Kontrolliert wird vorrangig der Aufenthalt von Kindern und Jugendlichen zu Zeiten, bei denen die Anwesenheit nach dem Jugendschutzgesetz auf dem Markt grundsätzlich nicht mehr erlaubt ist.

Weiter stehen dabei die unerlaubte Abgabe und der unerlaubte Konsum von Alkohol und Tabakwaren in der Öffentlichkeit nach dem Jugendschutzgesetz im Fokus der Präventionsmaßnahmen.

Das Jugendschutzgesetz richtet sich zwar inhaltlich ausschließlich an Veranstalter und Gewerbetreibende, jedoch gibt es somit indirekt auch den erlaubten Rahmen vor, der für Eltern und Kinder sowie Jugendliche gilt.

In Verbindung mit der Aufsichtspflicht der Eltern, entscheiden in letzter Konsequenz die Eltern, ob und zu welchen Bedingungen sie ihre Kinder am Markt teilnehmen lassen.

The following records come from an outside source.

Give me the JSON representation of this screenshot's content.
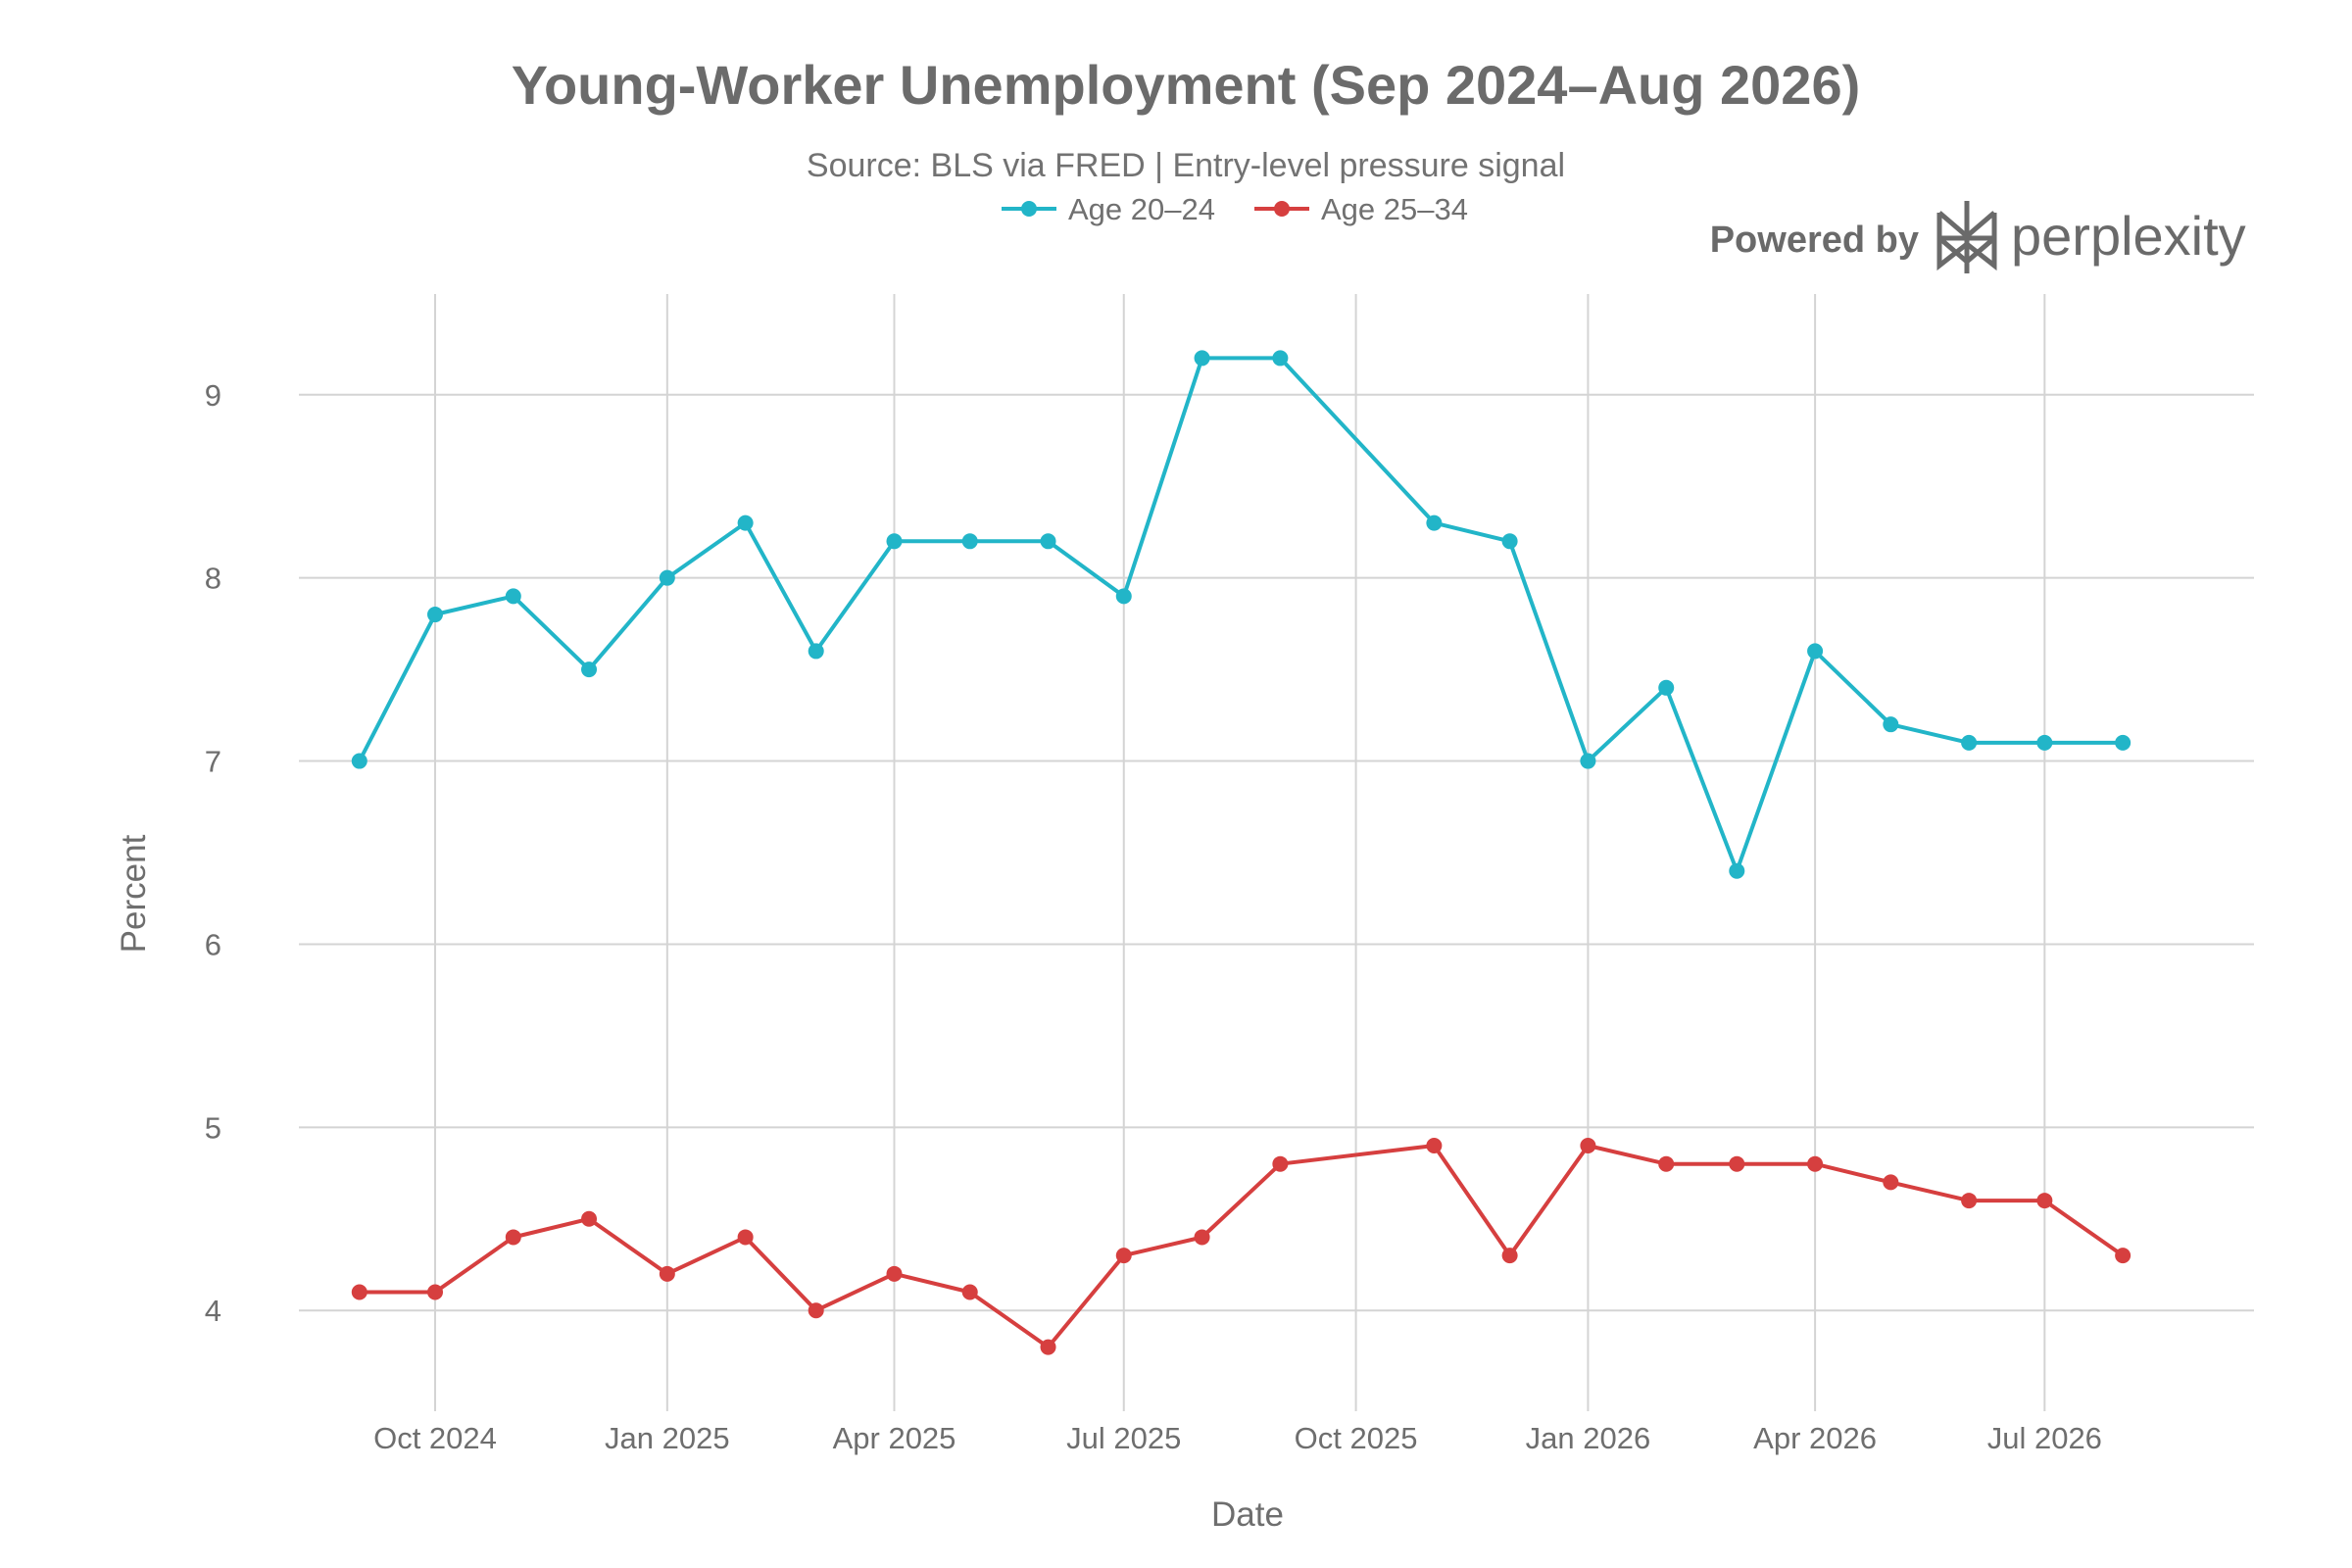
{
  "chart_data": {
    "type": "line",
    "title": "Young-Worker Unemployment (Sep 2024–Aug 2026)",
    "subtitle": "Source: BLS via FRED | Entry-level pressure signal",
    "xlabel": "Date",
    "ylabel": "Percent",
    "ylim": [
      3.45,
      9.55
    ],
    "yticks": [
      4,
      5,
      6,
      7,
      8,
      9
    ],
    "xlim": [
      "2024-08-08",
      "2026-09-22"
    ],
    "xticks": [
      {
        "date": "2024-10-01",
        "label": "Oct 2024"
      },
      {
        "date": "2025-01-01",
        "label": "Jan 2025"
      },
      {
        "date": "2025-04-01",
        "label": "Apr 2025"
      },
      {
        "date": "2025-07-01",
        "label": "Jul 2025"
      },
      {
        "date": "2025-10-01",
        "label": "Oct 2025"
      },
      {
        "date": "2026-01-01",
        "label": "Jan 2026"
      },
      {
        "date": "2026-04-01",
        "label": "Apr 2026"
      },
      {
        "date": "2026-07-01",
        "label": "Jul 2026"
      }
    ],
    "grid": true,
    "legend_position": "top-center",
    "series": [
      {
        "name": "Age 20–24",
        "color": "#22b5c8",
        "points": [
          {
            "x": "2024-09-01",
            "y": 7.0
          },
          {
            "x": "2024-10-01",
            "y": 7.8
          },
          {
            "x": "2024-11-01",
            "y": 7.9
          },
          {
            "x": "2024-12-01",
            "y": 7.5
          },
          {
            "x": "2025-01-01",
            "y": 8.0
          },
          {
            "x": "2025-02-01",
            "y": 8.3
          },
          {
            "x": "2025-03-01",
            "y": 7.6
          },
          {
            "x": "2025-04-01",
            "y": 8.2
          },
          {
            "x": "2025-05-01",
            "y": 8.2
          },
          {
            "x": "2025-06-01",
            "y": 8.2
          },
          {
            "x": "2025-07-01",
            "y": 7.9
          },
          {
            "x": "2025-08-01",
            "y": 9.2
          },
          {
            "x": "2025-09-01",
            "y": 9.2
          },
          {
            "x": "2025-11-01",
            "y": 8.3
          },
          {
            "x": "2025-12-01",
            "y": 8.2
          },
          {
            "x": "2026-01-01",
            "y": 7.0
          },
          {
            "x": "2026-02-01",
            "y": 7.4
          },
          {
            "x": "2026-03-01",
            "y": 6.4
          },
          {
            "x": "2026-04-01",
            "y": 7.6
          },
          {
            "x": "2026-05-01",
            "y": 7.2
          },
          {
            "x": "2026-06-01",
            "y": 7.1
          },
          {
            "x": "2026-07-01",
            "y": 7.1
          },
          {
            "x": "2026-08-01",
            "y": 7.1
          }
        ]
      },
      {
        "name": "Age 25–34",
        "color": "#d63f3f",
        "points": [
          {
            "x": "2024-09-01",
            "y": 4.1
          },
          {
            "x": "2024-10-01",
            "y": 4.1
          },
          {
            "x": "2024-11-01",
            "y": 4.4
          },
          {
            "x": "2024-12-01",
            "y": 4.5
          },
          {
            "x": "2025-01-01",
            "y": 4.2
          },
          {
            "x": "2025-02-01",
            "y": 4.4
          },
          {
            "x": "2025-03-01",
            "y": 4.0
          },
          {
            "x": "2025-04-01",
            "y": 4.2
          },
          {
            "x": "2025-05-01",
            "y": 4.1
          },
          {
            "x": "2025-06-01",
            "y": 3.8
          },
          {
            "x": "2025-07-01",
            "y": 4.3
          },
          {
            "x": "2025-08-01",
            "y": 4.4
          },
          {
            "x": "2025-09-01",
            "y": 4.8
          },
          {
            "x": "2025-11-01",
            "y": 4.9
          },
          {
            "x": "2025-12-01",
            "y": 4.3
          },
          {
            "x": "2026-01-01",
            "y": 4.9
          },
          {
            "x": "2026-02-01",
            "y": 4.8
          },
          {
            "x": "2026-03-01",
            "y": 4.8
          },
          {
            "x": "2026-04-01",
            "y": 4.8
          },
          {
            "x": "2026-05-01",
            "y": 4.7
          },
          {
            "x": "2026-06-01",
            "y": 4.6
          },
          {
            "x": "2026-07-01",
            "y": 4.6
          },
          {
            "x": "2026-08-01",
            "y": 4.3
          }
        ]
      }
    ]
  },
  "branding": {
    "powered_by": "Powered by",
    "name": "perplexity",
    "logo_icon": "perplexity-logo-icon",
    "color": "#6a6a6a"
  }
}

Diese Personensorge der Eltern umfasst dabei sowohl das Recht wie auch die Pflicht, für Ihre Kinder die Pflege, Erziehung, Aufsicht und damit auch die Aufenthaltsbestimmung im Rahmen der gesetzlichen Regelungen vorzunehmen.

Soweit bei einer Kontrolle jedoch der Aufenthalt eines Kindes oder Jugendlichen nicht eindeutig mit dem Jugendschutz in Einklang steht, kann es zu Folgen für die Angetroffenen kommen.

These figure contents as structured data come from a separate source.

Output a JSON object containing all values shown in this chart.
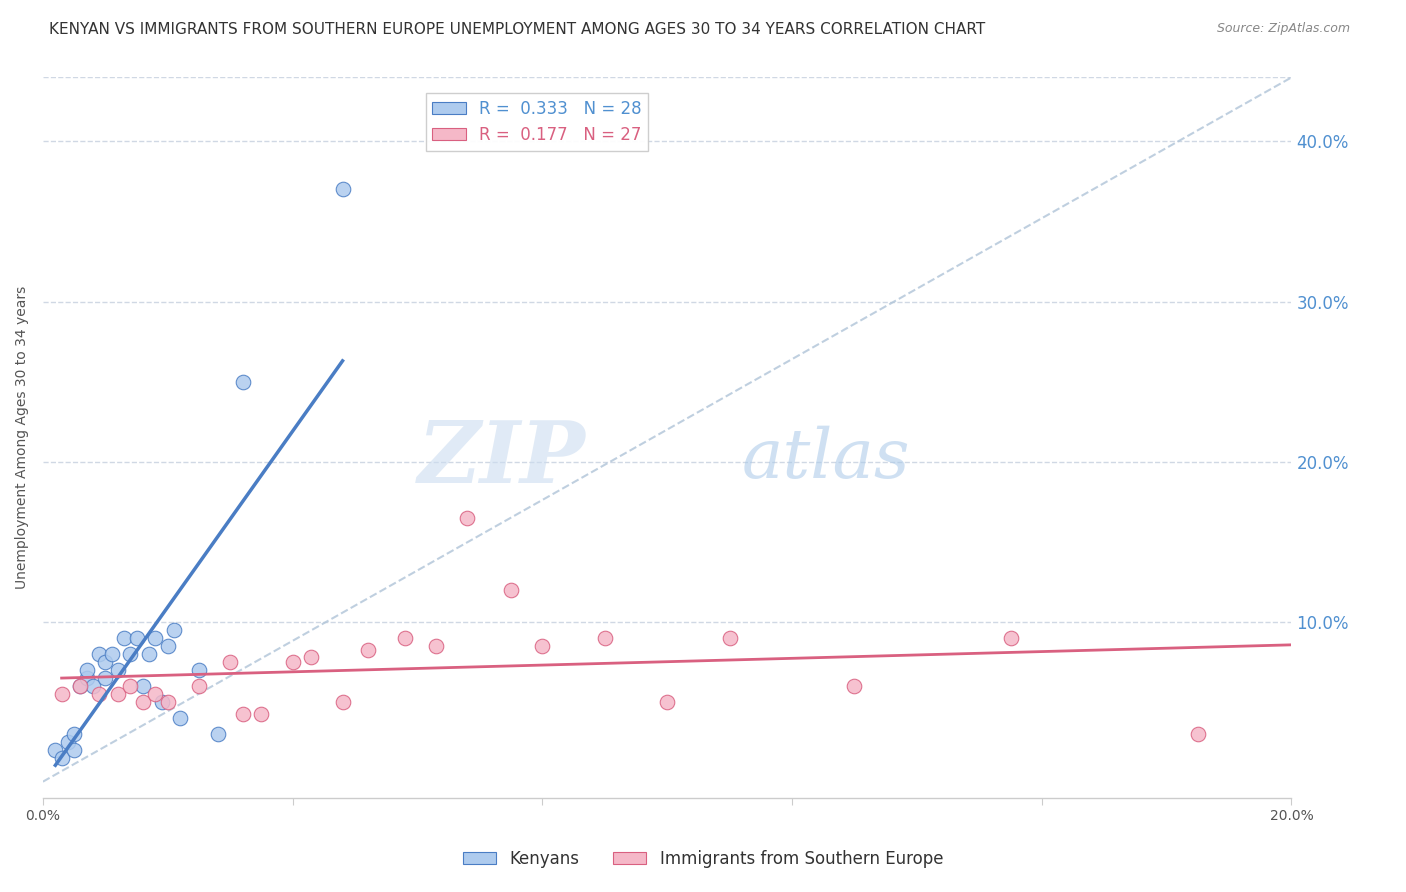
{
  "title": "KENYAN VS IMMIGRANTS FROM SOUTHERN EUROPE UNEMPLOYMENT AMONG AGES 30 TO 34 YEARS CORRELATION CHART",
  "source": "Source: ZipAtlas.com",
  "ylabel": "Unemployment Among Ages 30 to 34 years",
  "xlim": [
    0.0,
    0.2
  ],
  "ylim": [
    -0.01,
    0.44
  ],
  "xticks": [
    0.0,
    0.04,
    0.08,
    0.12,
    0.16,
    0.2
  ],
  "yticks_right": [
    0.1,
    0.2,
    0.3,
    0.4
  ],
  "ytick_right_labels": [
    "10.0%",
    "20.0%",
    "30.0%",
    "40.0%"
  ],
  "blue_color": "#aecbee",
  "blue_line_color": "#4a7dc4",
  "pink_color": "#f5b8c8",
  "pink_line_color": "#d96080",
  "ref_line_color": "#b0c4d8",
  "R_blue": 0.333,
  "N_blue": 28,
  "R_pink": 0.177,
  "N_pink": 27,
  "legend_label_blue": "Kenyans",
  "legend_label_pink": "Immigrants from Southern Europe",
  "blue_x": [
    0.002,
    0.003,
    0.004,
    0.005,
    0.005,
    0.006,
    0.007,
    0.007,
    0.008,
    0.009,
    0.01,
    0.01,
    0.011,
    0.012,
    0.013,
    0.014,
    0.015,
    0.016,
    0.017,
    0.018,
    0.019,
    0.02,
    0.021,
    0.022,
    0.025,
    0.028,
    0.032,
    0.048
  ],
  "blue_y": [
    0.02,
    0.015,
    0.025,
    0.03,
    0.02,
    0.06,
    0.065,
    0.07,
    0.06,
    0.08,
    0.065,
    0.075,
    0.08,
    0.07,
    0.09,
    0.08,
    0.09,
    0.06,
    0.08,
    0.09,
    0.05,
    0.085,
    0.095,
    0.04,
    0.07,
    0.03,
    0.25,
    0.37
  ],
  "pink_x": [
    0.003,
    0.006,
    0.009,
    0.012,
    0.014,
    0.016,
    0.018,
    0.02,
    0.025,
    0.03,
    0.032,
    0.035,
    0.04,
    0.043,
    0.048,
    0.052,
    0.058,
    0.063,
    0.068,
    0.075,
    0.08,
    0.09,
    0.1,
    0.11,
    0.13,
    0.155,
    0.185
  ],
  "pink_y": [
    0.055,
    0.06,
    0.055,
    0.055,
    0.06,
    0.05,
    0.055,
    0.05,
    0.06,
    0.075,
    0.042,
    0.042,
    0.075,
    0.078,
    0.05,
    0.082,
    0.09,
    0.085,
    0.165,
    0.12,
    0.085,
    0.09,
    0.05,
    0.09,
    0.06,
    0.09,
    0.03
  ],
  "watermark_zip": "ZIP",
  "watermark_atlas": "atlas",
  "background_color": "#ffffff",
  "grid_color": "#d0d8e4",
  "title_fontsize": 11,
  "axis_label_fontsize": 10,
  "tick_fontsize": 10,
  "legend_fontsize": 12
}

Im Rahmen der Jugendschutzkontrollen auf dem Brokser Heiratsmarkt besteht daher die Möglichkeit, dass Kinder und Jugendliche aufgegriffen und der Obhut des Jugendamtes zugeführt werden.

Dieses wird immer dann passieren können, wenn Verstöße gegen das Jugendschutzrecht festgestellt oder angenommen werden müssen.

Das bedeutet, dass diese Kinder und Jugendlichen im Anschluss durch Mitarbeiter/Innen des Jugendamtes betreut werden. Es wird versucht werden die Eltern zu informieren, um die Kinder und Jugendlichen dem Elternhaus zuzuführen.

Für die betroffenen Eltern können dann Kosten anfallen, z.B. für die Fahrtkosten vom Brokser Markt zum Heimatort. Sind Eltern nicht erreichbar, fallen Kosten für die nächtliche Unterbringung in einem Kinderheim an, die der Familie dann in Rechnung gestellt werden.

Soweit sollte es nach Möglichkeit aber erst gar nicht kommen.

Familien sollten die Regeln zum Marktbesuch mit Ihren Kindern im Vorfeld verbindlich klären und die geltenden Regelungen des Jugendschutzgesetzes dabei berücksichtigen.